I start pounding on the door, shouting for help while shoving again and again. I let the door close so I can get a good start on the next push. I shove with everything I have and I hear something topple and crash on the other side. I don’t care as I can now make a speedy egress.
I get around the door and into the hallway. A maintenance cart lies on its side. Looks like the little poop shooter wanted me to suffer his version of hell by barricading me inside. Ha! I have escaped unscathed, with just a little wear and tear on my olfactory senses.
I notify the maintenance crew about the destruction in the men’s bathroom and warn them to wear face masks when dealing with it. No sense in letting someone else get hurt by this flatulent menace.
I have only just arrived back at my cube and now relate my mini nightmare. I haven’t caroused around the office yet to see if I can identify the culprit. No doubt he’s secretly proud of his treachery and is at this moment posting details of it on some stupid message board.
Don’t worry, my mischievious little poop monger, I have a long memory and a wicked sense of revenge.

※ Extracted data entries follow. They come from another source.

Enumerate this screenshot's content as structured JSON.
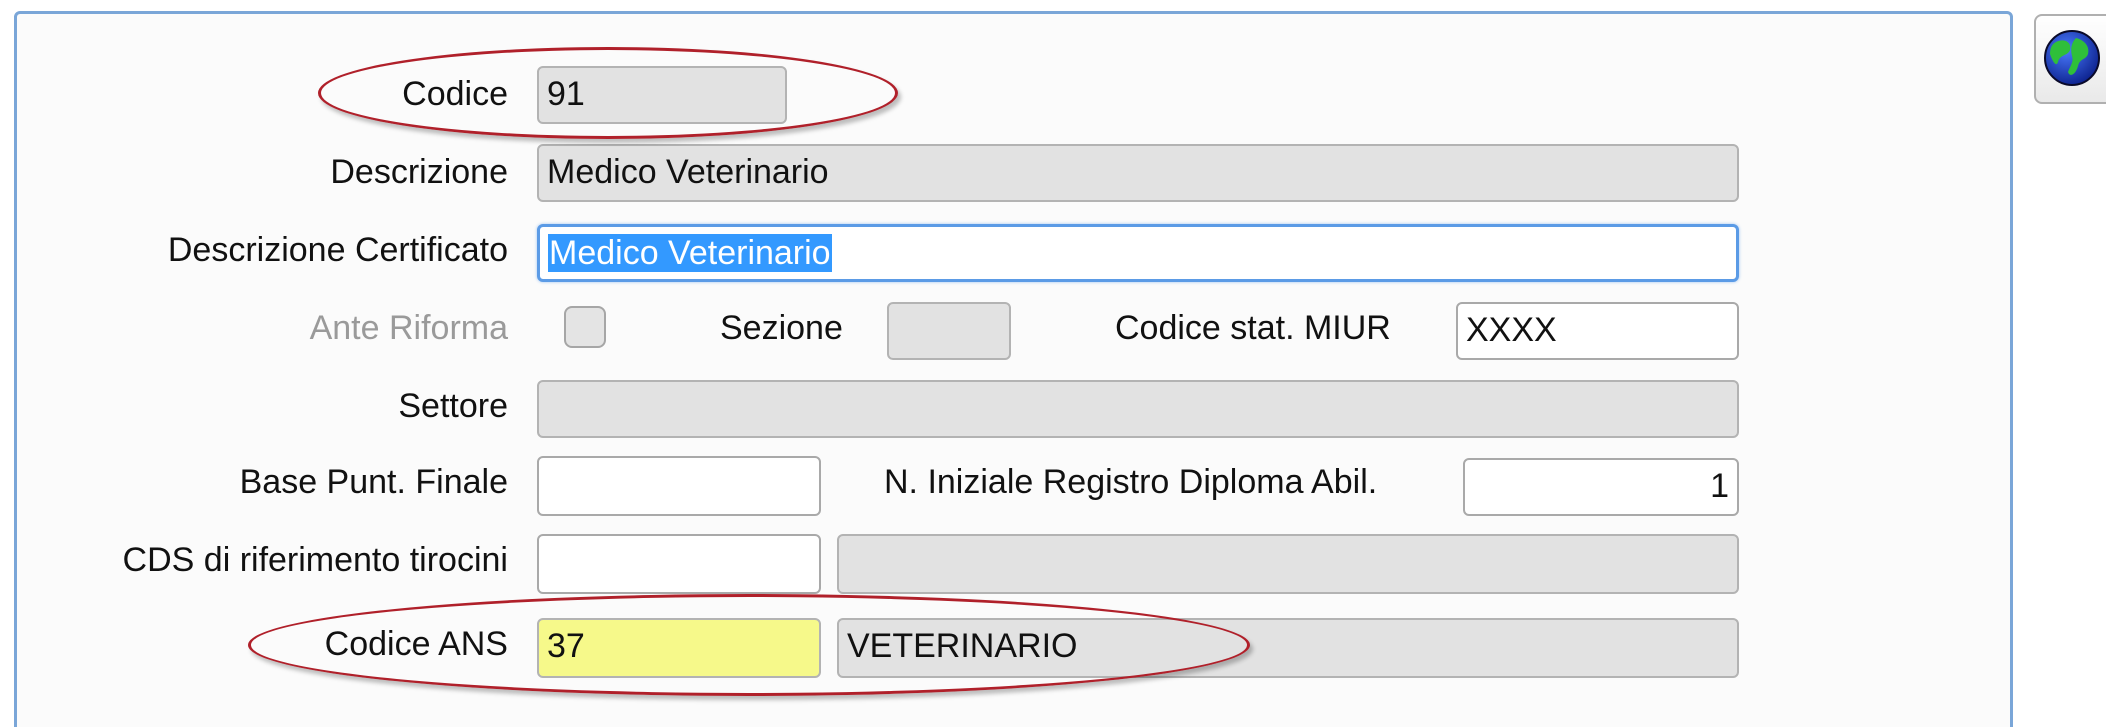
{
  "form": {
    "codice": {
      "label": "Codice",
      "value": "91"
    },
    "descrizione": {
      "label": "Descrizione",
      "value": "Medico Veterinario"
    },
    "descrizione_certificato": {
      "label": "Descrizione Certificato",
      "value": "Medico Veterinario"
    },
    "ante_riforma": {
      "label": "Ante Riforma",
      "checked": false
    },
    "sezione": {
      "label": "Sezione",
      "value": ""
    },
    "codice_stat_miur": {
      "label": "Codice stat. MIUR",
      "value": "XXXX"
    },
    "settore": {
      "label": "Settore",
      "value": ""
    },
    "base_punt_finale": {
      "label": "Base Punt. Finale",
      "value": ""
    },
    "n_iniziale_registro": {
      "label": "N. Iniziale Registro Diploma Abil.",
      "value": "1"
    },
    "cds_riferimento": {
      "label": "CDS di riferimento tirocini",
      "code": "",
      "description": ""
    },
    "codice_ans": {
      "label": "Codice ANS",
      "code": "37",
      "description": "VETERINARIO"
    }
  },
  "toolbar": {
    "globe_icon": "globe-icon"
  },
  "colors": {
    "annotation": "#b0202a",
    "highlight_yellow": "#f6f98a",
    "focus_border": "#5b9be6",
    "selection": "#3399ff"
  }
}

Stay tuned for Stall Wars Episode II: Shit Harder
But I don’t want to be a homophone.
You’ll be a homophone and LIKE it, Mister Poopy Pants.
I am sssssssoooooo glad I have read this alone!! I now have wet underwear and my chair will never be the same…on top of laughing so hard, I wet myself, my mascara has started running in my eyes blinding me from the tears of laughing uncontrollably.I must tell you this is the first time my dog has hidden under the bed from my outburst.OMG my temples hurt!!! Please no more I can’t stand it!!!
Stay tuned for Stall Wars Episode II: Shit Harder **
[/QUOTE]
I thought Episode 2 of Stall wars was to be called
“THE EMPIRE BLOWS BACK” or maybe
“FATAL FART ATTACK”
After reading that story, I’m guessing you’d be a lonely homophone.